Peak US Asset Prices? Japanese Acquisitions Hit Record
Their buying binge in the US goes into the “Contrarian Indicators” category.
After eight phenomenal years of surging stock prices in the US, buyers are getting cold feet: Acquisitions targeting US companies dropped 15% so far this year, to $789 billion, according to Dealogic. In Japan, it’s worse: Acquisitions targeting Japanese companies have plunged 41% to $33.6 billion.
But despite the M&A downturn in both countries, there is one peculiar element that is booming: Japanese companies are acquiring US firms at record pace. This year’s 141 deals exceed the prior record for this time of the year by 18%.

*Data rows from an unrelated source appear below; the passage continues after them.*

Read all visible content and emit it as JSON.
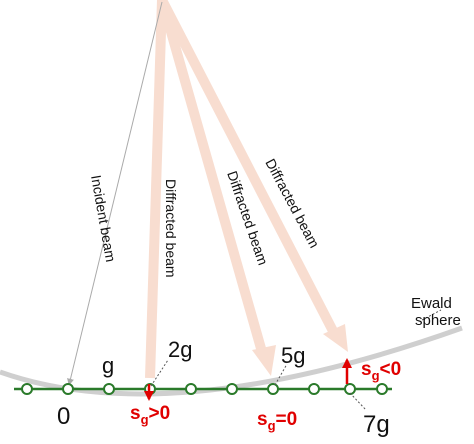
{
  "colors": {
    "beam": "#f8ddd0",
    "lattice_line": "#2a7a2a",
    "lattice_point": "#2a7a2a",
    "ewald": "#cfcfcf",
    "incident": "#aaaaaa",
    "sg": "#e00000",
    "text": "#111111"
  },
  "labels": {
    "incident_beam": "Incident beam",
    "diffracted_beam_1": "Diffracted beam",
    "diffracted_beam_2": "Diffracted beam",
    "diffracted_beam_3": "Diffracted beam",
    "ewald_line1": "Ewald",
    "ewald_line2": "sphere",
    "origin": "0",
    "g": "g",
    "two_g": "2g",
    "five_g": "5g",
    "seven_g": "7g"
  },
  "excitation_errors": {
    "sg_pos": {
      "base": "s",
      "sub": "g",
      "rel": ">0"
    },
    "sg_zero": {
      "base": "s",
      "sub": "g",
      "rel": "=0"
    },
    "sg_neg": {
      "base": "s",
      "sub": "g",
      "rel": "<0"
    }
  }
}
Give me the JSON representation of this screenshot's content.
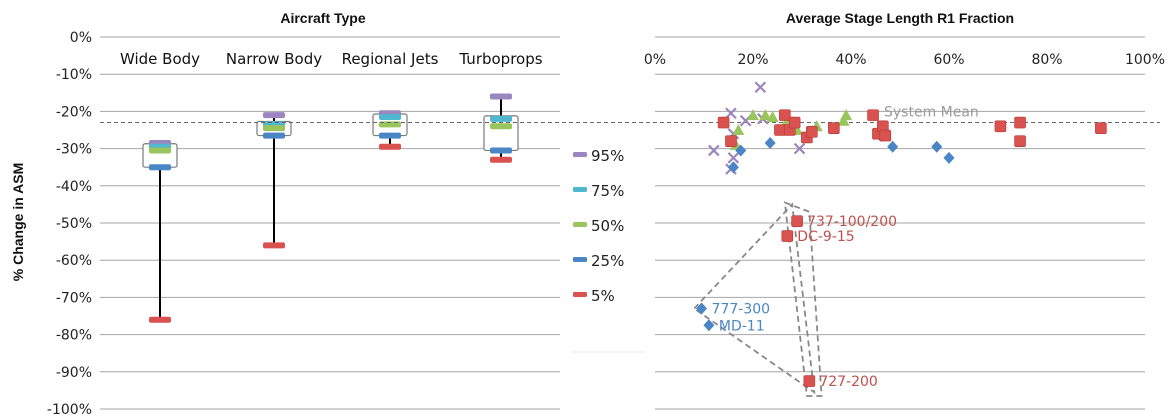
{
  "chart_data": [
    {
      "type": "box",
      "title": "Aircraft Type",
      "ylabel": "% Change in ASM",
      "ylim": [
        -100,
        0
      ],
      "y_ticks": [
        "0%",
        "-10%",
        "-20%",
        "-30%",
        "-40%",
        "-50%",
        "-60%",
        "-70%",
        "-80%",
        "-90%",
        "-100%"
      ],
      "categories": [
        "Wide Body",
        "Narrow Body",
        "Regional Jets",
        "Turboprops"
      ],
      "series": [
        {
          "name": "95%",
          "values": [
            -28.5,
            -21,
            -20.5,
            -16
          ]
        },
        {
          "name": "75%",
          "values": [
            -29.5,
            -23.5,
            -21.5,
            -22
          ]
        },
        {
          "name": "50%",
          "values": [
            -30.5,
            -24.5,
            -23.5,
            -24
          ]
        },
        {
          "name": "25%",
          "values": [
            -35,
            -26.5,
            -26.5,
            -30.5
          ]
        },
        {
          "name": "5%",
          "values": [
            -76,
            -56,
            -29.5,
            -33
          ]
        }
      ],
      "legend_position": "right",
      "colors": {
        "95%": "#9b86c0",
        "75%": "#4fb8d0",
        "50%": "#9ac45c",
        "25%": "#4a86c6",
        "5%": "#d9524f"
      },
      "grid": true
    },
    {
      "type": "scatter",
      "title": "Average Stage Length R1 Fraction",
      "xlim": [
        0,
        100
      ],
      "x_ticks": [
        "0%",
        "20%",
        "40%",
        "60%",
        "80%",
        "100%"
      ],
      "ylim": [
        -100,
        0
      ],
      "grid": true,
      "reference_line": {
        "label": "System Mean",
        "value": -23
      },
      "series": [
        {
          "name": "95%",
          "color": "#9b86c0",
          "marker": "x",
          "points": [
            [
              21.5,
              -13.5
            ],
            [
              15.5,
              -20.5
            ],
            [
              18.5,
              -22.5
            ],
            [
              16,
              -26
            ],
            [
              12,
              -30.5
            ],
            [
              16,
              -32.5
            ],
            [
              15.5,
              -35.5
            ],
            [
              22,
              -22
            ],
            [
              29.5,
              -30
            ]
          ]
        },
        {
          "name": "50%",
          "color": "#9ac45c",
          "marker": "triangle",
          "points": [
            [
              17,
              -25
            ],
            [
              16.5,
              -29
            ],
            [
              22.5,
              -21
            ],
            [
              24,
              -21.5
            ],
            [
              27,
              -22.5
            ],
            [
              29,
              -25
            ],
            [
              33,
              -24
            ],
            [
              39,
              -21
            ],
            [
              38.5,
              -22.5
            ],
            [
              31,
              -27
            ],
            [
              20,
              -21
            ]
          ]
        },
        {
          "name": "25%",
          "color": "#4a86c6",
          "marker": "diamond",
          "points": [
            [
              9.5,
              -73
            ],
            [
              11,
              -77.5
            ],
            [
              16,
              -35
            ],
            [
              17.5,
              -30.5
            ],
            [
              23.5,
              -28.5
            ],
            [
              46,
              -26.5
            ],
            [
              48.5,
              -29.5
            ],
            [
              57.5,
              -29.5
            ],
            [
              60,
              -32.5
            ]
          ]
        },
        {
          "name": "5%",
          "color": "#d9524f",
          "marker": "square",
          "points": [
            [
              14,
              -23
            ],
            [
              15.5,
              -28
            ],
            [
              25.5,
              -25
            ],
            [
              26.5,
              -21
            ],
            [
              27.5,
              -25
            ],
            [
              28.5,
              -23
            ],
            [
              29,
              -49.5
            ],
            [
              27,
              -53.5
            ],
            [
              31,
              -27
            ],
            [
              32,
              -25.5
            ],
            [
              31.5,
              -92.5
            ],
            [
              36.5,
              -24.5
            ],
            [
              44.5,
              -21
            ],
            [
              45.5,
              -26
            ],
            [
              46.5,
              -24
            ],
            [
              47,
              -26.5
            ],
            [
              70.5,
              -24
            ],
            [
              74.5,
              -23
            ],
            [
              74.5,
              -28
            ],
            [
              91,
              -24.5
            ]
          ]
        }
      ],
      "annotations": [
        {
          "text": "737-100/200",
          "x": 29,
          "y": -49.5,
          "color": "#c0504d"
        },
        {
          "text": "DC-9-15",
          "x": 27,
          "y": -53.5,
          "color": "#c0504d"
        },
        {
          "text": "777-300",
          "x": 9.5,
          "y": -73,
          "color": "#4a86c6"
        },
        {
          "text": "MD-11",
          "x": 11,
          "y": -77.5,
          "color": "#4a86c6"
        },
        {
          "text": "727-200",
          "x": 31.5,
          "y": -92.5,
          "color": "#c0504d"
        }
      ]
    }
  ]
}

In a deal announced on August 24, SoftBank, a Japanese multinational telecommunications and Internet conglomerate that already owns some US jewels such as Sprint and has $135 billion in interest-bearing debt, invested $4.4 billion in US startup WeWork. The deal is rumored to value WeWork at $20 billion.
The deal, done via SoftBank’s Vision Fund, has two parts: $1.4 billion in funding to help WeWork expand in Asia (which includes the previously announced $500 million investment in WeWork China), and $3 billion in funding for WeWork’s parent company.
US commercial real estate – the sector WeWork is in – boomed for seven years straight and prices reached such highs that even the Fed is now consistently mentioning it as one of the big reasons for removing “accommodation” and unwinding QE. It’s worried about $4 trillion in debt that is collateralized by this inflated commercial real estate.
So just in the nick of time. According to Dealogic, SoftBank’s $4.4 billion deal is Japan’s largest outbound real estate deal on record.
SoftBank is all over the place. In June, it announced that it would take two robotics firms – Boston Dynamics and Schaft – off Alphabet’s hands, after Alphabet tried to unload them for a year. Terms of the deal were not disclosed.